What fasteners do I need for Treated Pine?
The new ACQ (Alkaline Copper Quaternary) treated lumber requires stainless steel nails or hot dipped fasteners with a G-185 rating. A G-185 rating is 1.85 ounces of zinc per square foot of metal or ASTM A-153-D on each and every fastener manufactured.
This helps resist the breakdown over time because of the new acidic preservatives.
Is Cedar or Redwood treated to resist decay like Treated Pine?
Cedar is not typically treated with a preservative. It's coarse, open grain does not allow treatments to set well. It is, however, naturally resistant to decay. Cedar and Redwood have oils and acids that preserve the wood so a good sealer or non organic stain can be applied to keep the woods natural defenses at maximum.
How does stain increase life of the fence?
The stain protects the natural oils and fibers in the wood. Without the protection of the stain/sealer, the wood turns slowly grey as the oils are bleached out by the sun and rain.
untreated fence Fence treated with protective stain
Do you stain your fences to protect them from the elements?
We certainly recommend that our customers choose to have their new fence stained to protect it. We do this one of two ways; we can dip the boards in stain before constructing the fence, or spray it on later.
Both methods are beneficial to the life of your new fence.
How often does my fence need to be stained?
The dipped version of the stain/sealer will last for 5-7 years before the wood needs to be cleaned and resealed.
What type of gate operator should I get?
There are many good operators on the market. Before buying, consider these important points.
1.) Find a brand that is sold locally.
2.) Find a brand that has parts readily available.
3.) Consider the weight and length of the gate.

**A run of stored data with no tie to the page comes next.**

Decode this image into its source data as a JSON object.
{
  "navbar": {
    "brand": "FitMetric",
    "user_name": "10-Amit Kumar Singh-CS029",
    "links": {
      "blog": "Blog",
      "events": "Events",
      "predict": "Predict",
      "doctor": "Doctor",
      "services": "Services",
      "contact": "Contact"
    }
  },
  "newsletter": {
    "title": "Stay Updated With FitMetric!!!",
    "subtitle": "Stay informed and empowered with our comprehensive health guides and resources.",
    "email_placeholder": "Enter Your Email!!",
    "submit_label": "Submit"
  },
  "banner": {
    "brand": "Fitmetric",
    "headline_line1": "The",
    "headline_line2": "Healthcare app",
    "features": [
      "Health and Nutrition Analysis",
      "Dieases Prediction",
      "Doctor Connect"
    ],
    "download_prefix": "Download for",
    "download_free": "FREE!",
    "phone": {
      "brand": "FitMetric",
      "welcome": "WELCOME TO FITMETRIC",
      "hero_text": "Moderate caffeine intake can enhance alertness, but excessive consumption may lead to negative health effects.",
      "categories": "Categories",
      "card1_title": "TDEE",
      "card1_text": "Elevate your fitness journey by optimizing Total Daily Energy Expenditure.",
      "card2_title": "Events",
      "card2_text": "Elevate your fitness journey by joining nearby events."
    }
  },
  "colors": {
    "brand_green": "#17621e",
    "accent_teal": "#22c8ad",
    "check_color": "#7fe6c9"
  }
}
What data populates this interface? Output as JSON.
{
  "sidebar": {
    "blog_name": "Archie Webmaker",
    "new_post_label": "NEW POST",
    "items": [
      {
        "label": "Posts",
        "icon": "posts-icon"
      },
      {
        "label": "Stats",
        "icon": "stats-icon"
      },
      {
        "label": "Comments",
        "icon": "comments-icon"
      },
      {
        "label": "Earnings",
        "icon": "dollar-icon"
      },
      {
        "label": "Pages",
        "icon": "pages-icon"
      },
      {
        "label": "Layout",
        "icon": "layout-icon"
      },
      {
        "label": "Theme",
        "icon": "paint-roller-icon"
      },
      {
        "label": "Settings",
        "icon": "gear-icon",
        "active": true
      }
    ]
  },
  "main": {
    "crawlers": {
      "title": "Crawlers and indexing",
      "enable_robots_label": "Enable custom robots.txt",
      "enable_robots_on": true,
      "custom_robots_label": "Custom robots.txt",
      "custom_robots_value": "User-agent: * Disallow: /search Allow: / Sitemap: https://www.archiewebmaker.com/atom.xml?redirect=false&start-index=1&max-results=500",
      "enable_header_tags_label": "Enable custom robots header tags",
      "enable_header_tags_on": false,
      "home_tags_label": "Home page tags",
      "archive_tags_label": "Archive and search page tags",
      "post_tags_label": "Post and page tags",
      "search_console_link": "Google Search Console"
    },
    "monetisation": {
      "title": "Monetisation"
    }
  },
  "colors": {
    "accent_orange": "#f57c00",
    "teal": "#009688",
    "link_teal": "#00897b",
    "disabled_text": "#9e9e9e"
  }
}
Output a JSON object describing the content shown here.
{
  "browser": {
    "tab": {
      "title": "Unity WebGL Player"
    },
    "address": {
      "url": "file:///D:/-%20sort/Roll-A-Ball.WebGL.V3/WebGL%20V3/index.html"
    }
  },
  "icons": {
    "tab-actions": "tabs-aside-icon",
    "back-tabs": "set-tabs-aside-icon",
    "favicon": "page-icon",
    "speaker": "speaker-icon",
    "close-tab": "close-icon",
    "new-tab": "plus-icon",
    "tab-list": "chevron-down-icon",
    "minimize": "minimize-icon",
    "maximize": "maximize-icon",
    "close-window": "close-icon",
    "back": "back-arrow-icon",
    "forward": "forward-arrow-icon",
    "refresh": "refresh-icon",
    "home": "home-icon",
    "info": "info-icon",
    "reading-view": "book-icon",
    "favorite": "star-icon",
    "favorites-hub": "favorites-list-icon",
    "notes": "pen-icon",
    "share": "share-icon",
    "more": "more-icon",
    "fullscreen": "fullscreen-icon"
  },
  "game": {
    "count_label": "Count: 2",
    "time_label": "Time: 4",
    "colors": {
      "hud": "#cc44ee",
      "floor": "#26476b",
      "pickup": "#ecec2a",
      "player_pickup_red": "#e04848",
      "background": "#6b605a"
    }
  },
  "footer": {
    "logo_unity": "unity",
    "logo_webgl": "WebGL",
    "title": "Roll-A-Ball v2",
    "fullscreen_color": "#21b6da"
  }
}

Battery powered operators are a good choice for some instances. They can be recharged in bright, unobstructed sun. Some come with quality Gel cell batteries for long life.
What are the basic types of swing gate operators?
Linear actuator and Articulated arm.
The advantages of the Linear is it can be placed on the gate post and wired to a control box farther from the gate and is great for close clearance applications as well as being small and low profile. The articulated gate operators commonly mount onto a steel pedestal or concrete pad and require room for the operator and have a bigger profile.
What are the basic ways an operator mechanically moves a gate?
The three basic types of drive mechanisms are chain drive, rack and pinion, cable and solid drive rail. The most common mechanism for slide gates is chain.